Сенатор Ренкин. — Согласен.
Председатель. — Уведите свидетеля.
Стриплинг. — Господин председатель, я бы хотел, чтобы знали, в какую тюрьму отправят Эйслера.
Председатель. — Кто его сюда доставил?
Стриплинг. — Два присутствующих здесь джентльмена. Назовите ваши имена.
Греннан. — Я — Стив Греннан, офицер секретной службы, министерство юстиции, отдел иммиграции.
Бросман. — Я — Бросман, офицер секретной службы, министерство юстиции, отдел иммиграции.
Председатель. — Это вы привезли сюда Эйслера? Офицеры секретной службы подтверждают это.
Председатель. — Куда вы его берете?
Греннан. — В городскую тюрьму Вашингтона.
Затем была приглашена для дачи показаний Рут Фишер, которая является родной сестрой Ганса Эйслера, композитора, проживающего по адресу 122, Вавэрли-плэйс, Нью-Йорк, и Герхардта Эйслера, находящегося в тюрьме Вашингтона. Будучи приведенной к присяге, миссис Фишер на предварительном слушании, в частности, показала:
— Герхардт и я вступили в ряды Коммунистической партии Германии в 1920 году. Я была секретарем берлинской организации, затем членом Политбюро, а также членом президиума ИККИ Коминтерна в Москве. Мы очень дружили с Герхардтом, особенно в ту пору, когда он вернулся с фронта, где провел в окопах четыре года, однако в двадцать третьем наша дружба кончилась, потому что я встала в оппозицию к Политбюро и Коминтерну. Я потому решилась сегодня выступить с заявлением перед уважаемой комиссией, что считаю Герхардта одним из самых опасных террористов…

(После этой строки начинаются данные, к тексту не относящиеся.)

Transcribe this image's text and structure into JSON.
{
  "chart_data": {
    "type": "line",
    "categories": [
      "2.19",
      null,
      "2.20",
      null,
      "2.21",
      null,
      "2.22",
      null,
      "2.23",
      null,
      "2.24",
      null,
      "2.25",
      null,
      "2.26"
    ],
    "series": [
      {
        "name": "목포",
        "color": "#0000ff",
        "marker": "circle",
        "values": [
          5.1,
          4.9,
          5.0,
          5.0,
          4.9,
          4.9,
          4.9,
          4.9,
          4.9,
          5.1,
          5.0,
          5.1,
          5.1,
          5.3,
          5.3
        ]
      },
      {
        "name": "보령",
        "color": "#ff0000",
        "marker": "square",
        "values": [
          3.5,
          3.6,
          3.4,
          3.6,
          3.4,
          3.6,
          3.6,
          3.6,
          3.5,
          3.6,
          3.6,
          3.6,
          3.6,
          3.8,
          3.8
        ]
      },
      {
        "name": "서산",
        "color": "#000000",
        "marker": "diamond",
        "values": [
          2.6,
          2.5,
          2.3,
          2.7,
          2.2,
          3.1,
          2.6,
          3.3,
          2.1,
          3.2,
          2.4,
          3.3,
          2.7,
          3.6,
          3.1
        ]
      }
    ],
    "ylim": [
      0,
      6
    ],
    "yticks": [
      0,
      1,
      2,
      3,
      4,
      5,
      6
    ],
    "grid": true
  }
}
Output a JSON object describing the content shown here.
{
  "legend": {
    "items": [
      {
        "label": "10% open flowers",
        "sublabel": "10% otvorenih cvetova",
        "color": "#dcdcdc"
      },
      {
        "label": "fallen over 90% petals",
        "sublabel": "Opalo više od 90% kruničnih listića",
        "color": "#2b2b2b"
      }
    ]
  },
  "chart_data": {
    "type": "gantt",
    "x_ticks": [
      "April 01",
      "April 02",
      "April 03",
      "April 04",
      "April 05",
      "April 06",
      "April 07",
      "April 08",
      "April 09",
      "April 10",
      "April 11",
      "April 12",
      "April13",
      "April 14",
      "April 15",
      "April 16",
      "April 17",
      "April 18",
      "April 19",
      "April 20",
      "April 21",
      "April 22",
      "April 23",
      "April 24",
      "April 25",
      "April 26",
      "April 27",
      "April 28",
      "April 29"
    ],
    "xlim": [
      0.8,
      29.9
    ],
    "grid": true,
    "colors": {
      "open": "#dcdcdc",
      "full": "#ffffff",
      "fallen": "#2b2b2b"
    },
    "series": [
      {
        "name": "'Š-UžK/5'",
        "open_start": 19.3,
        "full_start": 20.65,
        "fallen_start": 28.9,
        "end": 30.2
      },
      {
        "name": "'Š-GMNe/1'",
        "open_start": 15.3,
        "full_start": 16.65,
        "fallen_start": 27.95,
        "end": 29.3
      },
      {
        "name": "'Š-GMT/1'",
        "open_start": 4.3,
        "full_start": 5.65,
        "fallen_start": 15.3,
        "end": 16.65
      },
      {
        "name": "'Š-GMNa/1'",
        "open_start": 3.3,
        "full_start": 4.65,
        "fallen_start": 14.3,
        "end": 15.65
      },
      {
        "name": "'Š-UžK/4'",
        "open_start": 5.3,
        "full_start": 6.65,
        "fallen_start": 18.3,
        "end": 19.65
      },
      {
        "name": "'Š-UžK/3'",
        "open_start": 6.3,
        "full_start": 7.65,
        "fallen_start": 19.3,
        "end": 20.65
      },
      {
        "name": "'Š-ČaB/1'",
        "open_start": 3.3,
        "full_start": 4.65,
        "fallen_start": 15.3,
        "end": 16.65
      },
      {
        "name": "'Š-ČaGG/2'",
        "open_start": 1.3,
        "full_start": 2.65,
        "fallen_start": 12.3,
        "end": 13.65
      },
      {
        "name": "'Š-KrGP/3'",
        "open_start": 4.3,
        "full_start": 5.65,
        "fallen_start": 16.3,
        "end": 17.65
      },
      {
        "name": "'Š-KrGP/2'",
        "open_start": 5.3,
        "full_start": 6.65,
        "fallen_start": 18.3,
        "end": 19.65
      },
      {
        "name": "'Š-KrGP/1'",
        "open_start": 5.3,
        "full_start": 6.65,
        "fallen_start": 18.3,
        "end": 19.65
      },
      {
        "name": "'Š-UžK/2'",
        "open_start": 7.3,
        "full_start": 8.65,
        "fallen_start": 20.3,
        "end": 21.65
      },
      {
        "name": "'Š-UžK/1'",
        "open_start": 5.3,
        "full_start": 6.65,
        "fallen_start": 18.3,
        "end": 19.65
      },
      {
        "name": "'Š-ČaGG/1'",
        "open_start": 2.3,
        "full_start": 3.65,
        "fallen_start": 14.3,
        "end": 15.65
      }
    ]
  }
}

Председатель. — Простите, миссис Фишер, вы сводная сестра Ганса и Герхардта Эйслера?
Фишер. — Родная. Именно поэтому я прошу вас разрешить мне выступить с заявлением.
Председатель. — Конечно.
Фишер. — Я считаю Герхардта Эйслера законченным террористом, опасным для Соединенных Штатов и Германии. То, что этот человек является моим братом, заставляет меня особенно остро ощущать большевистскую угрозу Сталина. Он намерен навязать свой строй Европе и всему миру. Будучи слугой сталинского ГПУ, мой брат готов отдать на закланье детей, сестру, лучших друзей. С тех пор как я узнала, что он в Штатах, я испытывала постоянный страх за Америку. Пользуясь симпатией к нацистским жертвам, Герхардт Эйслер развернул здесь свою подрывную работу. Он приехал сюда с заданием установить в США тоталитарную систему, вождем которой будет Сталин.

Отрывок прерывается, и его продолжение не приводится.